The Florida A&M University men’s swimming team was presented with numerous honors at the inaugural Coastal Collegiate Swimming Association Swimming Championship. The competition, which took place Feb. 21-23, was the first CCSA championship.
Mujahid El-Amin earned the honor of most outstanding swimmer among all of the schools within the championship. Teammate William McKnight shared the title of most outstanding diver with Virginia Military Institute’s Jeff Turner. First-year interim coach E. Newton Jackson also received the honor of most outstanding diving coach.
In preparation for the championship, the team tapered off. During this time the athletes focused on key areas of improvement.
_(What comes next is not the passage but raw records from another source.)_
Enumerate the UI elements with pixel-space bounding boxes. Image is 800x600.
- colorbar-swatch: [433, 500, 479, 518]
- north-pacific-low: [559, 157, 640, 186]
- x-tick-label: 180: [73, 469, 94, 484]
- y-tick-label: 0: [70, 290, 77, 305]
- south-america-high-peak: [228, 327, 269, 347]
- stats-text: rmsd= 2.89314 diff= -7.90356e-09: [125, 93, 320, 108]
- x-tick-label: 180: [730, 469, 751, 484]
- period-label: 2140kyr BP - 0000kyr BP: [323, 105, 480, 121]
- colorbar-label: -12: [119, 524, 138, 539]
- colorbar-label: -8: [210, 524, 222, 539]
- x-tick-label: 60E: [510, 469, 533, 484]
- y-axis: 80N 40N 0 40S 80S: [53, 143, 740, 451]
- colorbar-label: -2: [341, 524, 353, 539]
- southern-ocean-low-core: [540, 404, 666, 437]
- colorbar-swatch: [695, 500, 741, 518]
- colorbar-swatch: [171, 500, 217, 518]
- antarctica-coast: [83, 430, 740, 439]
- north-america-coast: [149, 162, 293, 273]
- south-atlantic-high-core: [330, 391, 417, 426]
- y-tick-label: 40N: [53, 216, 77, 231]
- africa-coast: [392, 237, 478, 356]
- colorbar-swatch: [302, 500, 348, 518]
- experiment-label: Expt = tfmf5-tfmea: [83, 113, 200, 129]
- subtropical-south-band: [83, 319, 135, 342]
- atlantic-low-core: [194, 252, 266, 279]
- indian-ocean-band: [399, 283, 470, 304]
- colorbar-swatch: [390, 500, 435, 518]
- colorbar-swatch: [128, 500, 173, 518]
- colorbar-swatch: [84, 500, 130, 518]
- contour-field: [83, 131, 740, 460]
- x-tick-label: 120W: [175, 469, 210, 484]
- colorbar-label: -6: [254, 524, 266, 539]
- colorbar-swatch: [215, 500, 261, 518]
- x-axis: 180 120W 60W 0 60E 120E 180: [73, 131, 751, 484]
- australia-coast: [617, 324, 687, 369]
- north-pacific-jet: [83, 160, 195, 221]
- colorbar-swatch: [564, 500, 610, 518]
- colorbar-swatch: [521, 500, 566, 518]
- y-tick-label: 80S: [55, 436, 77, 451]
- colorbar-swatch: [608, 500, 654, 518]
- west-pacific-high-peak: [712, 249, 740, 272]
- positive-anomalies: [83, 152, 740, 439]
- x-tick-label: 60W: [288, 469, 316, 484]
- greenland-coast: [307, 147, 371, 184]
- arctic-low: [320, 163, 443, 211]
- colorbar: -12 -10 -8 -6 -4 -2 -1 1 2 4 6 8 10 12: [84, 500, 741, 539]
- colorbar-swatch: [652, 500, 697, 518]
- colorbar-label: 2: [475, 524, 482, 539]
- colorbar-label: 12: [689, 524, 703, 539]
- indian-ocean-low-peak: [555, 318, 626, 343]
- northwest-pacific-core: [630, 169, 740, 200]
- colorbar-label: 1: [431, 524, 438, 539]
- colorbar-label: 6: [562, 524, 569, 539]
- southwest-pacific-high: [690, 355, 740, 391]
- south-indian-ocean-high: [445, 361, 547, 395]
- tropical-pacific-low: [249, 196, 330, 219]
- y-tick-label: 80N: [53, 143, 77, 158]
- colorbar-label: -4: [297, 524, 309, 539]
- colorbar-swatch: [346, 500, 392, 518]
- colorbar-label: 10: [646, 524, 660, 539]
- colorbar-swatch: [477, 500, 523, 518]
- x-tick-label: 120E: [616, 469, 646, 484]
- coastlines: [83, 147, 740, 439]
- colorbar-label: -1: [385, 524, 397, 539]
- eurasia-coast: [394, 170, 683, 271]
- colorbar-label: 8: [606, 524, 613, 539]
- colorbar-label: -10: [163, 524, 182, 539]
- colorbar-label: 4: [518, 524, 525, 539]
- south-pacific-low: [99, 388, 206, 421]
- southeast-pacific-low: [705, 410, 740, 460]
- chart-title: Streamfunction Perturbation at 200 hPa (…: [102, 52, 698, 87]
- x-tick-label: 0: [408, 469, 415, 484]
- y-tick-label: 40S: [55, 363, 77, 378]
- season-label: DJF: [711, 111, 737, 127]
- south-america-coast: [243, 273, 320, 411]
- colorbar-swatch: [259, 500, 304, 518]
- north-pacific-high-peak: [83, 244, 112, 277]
Jackson said a few changes had to be made.
“Because I came in January we had to modify the taper in order to be a little more effective,” he said. “We also did lighter workouts to become quicker.”
El-Amin, 21, a junior criminal justice student from Georgia, scored first place in three events. His time of 48.17 in the 100-yard butterfly earned him a spot in the NCAA Division One championship. El-Amin is very proud of his win and said he was determined.
“The first thing I did was thank God,” El-Amin said. “It took me a long time to understand it, but now I understand that everything does happen for a reason.”
El-Amin was among the swimming athletes that were affected by the program’s cut a few of years ago. He and other athletes were out of competition for more two years. It was a feeling El-Amin would rather forget. “I was down for a while,” he said. “When they brought back the program I was so motivated and determined to make people proud.” El-Amin said his main reason for choosing to swim at FAMU as opposed to a school with a well-known swimming program was that he wanted to put FAMU on the map.
McKnight, 19, a sophomore from Chicago, garnered a first and second place finish for the team. He collected 186.10 points in the 3-meter dive, and in the 1-meter dive 186.50 points. Before the championship McKnight worked on performing bigger dives.
“Dr. Jackson explained that it would be best for me to focus on bigger dives,” McKnight said. “I took his advice and worked on my technique and perfecting my dives. At the meet I was more confident and successful because of the tapering.”
McKnight has been swimming competitively for three years. He said one day while jumping off a diving board in a park near his Chicago home, someone urged him to become serious about the sport and introduced him to a coach. That first year he won the conference on the junior varsity level and became the black male in the city to do so. It is a memory that he treasures deeply.
“When I started swimming it was just something to keep me busy and put me through school,” he said. “Now I plan to go as far as it can take me.”
McKnight and El-Amin will be competing in the Last Chance Meet in Athens, Ga. this Saturday.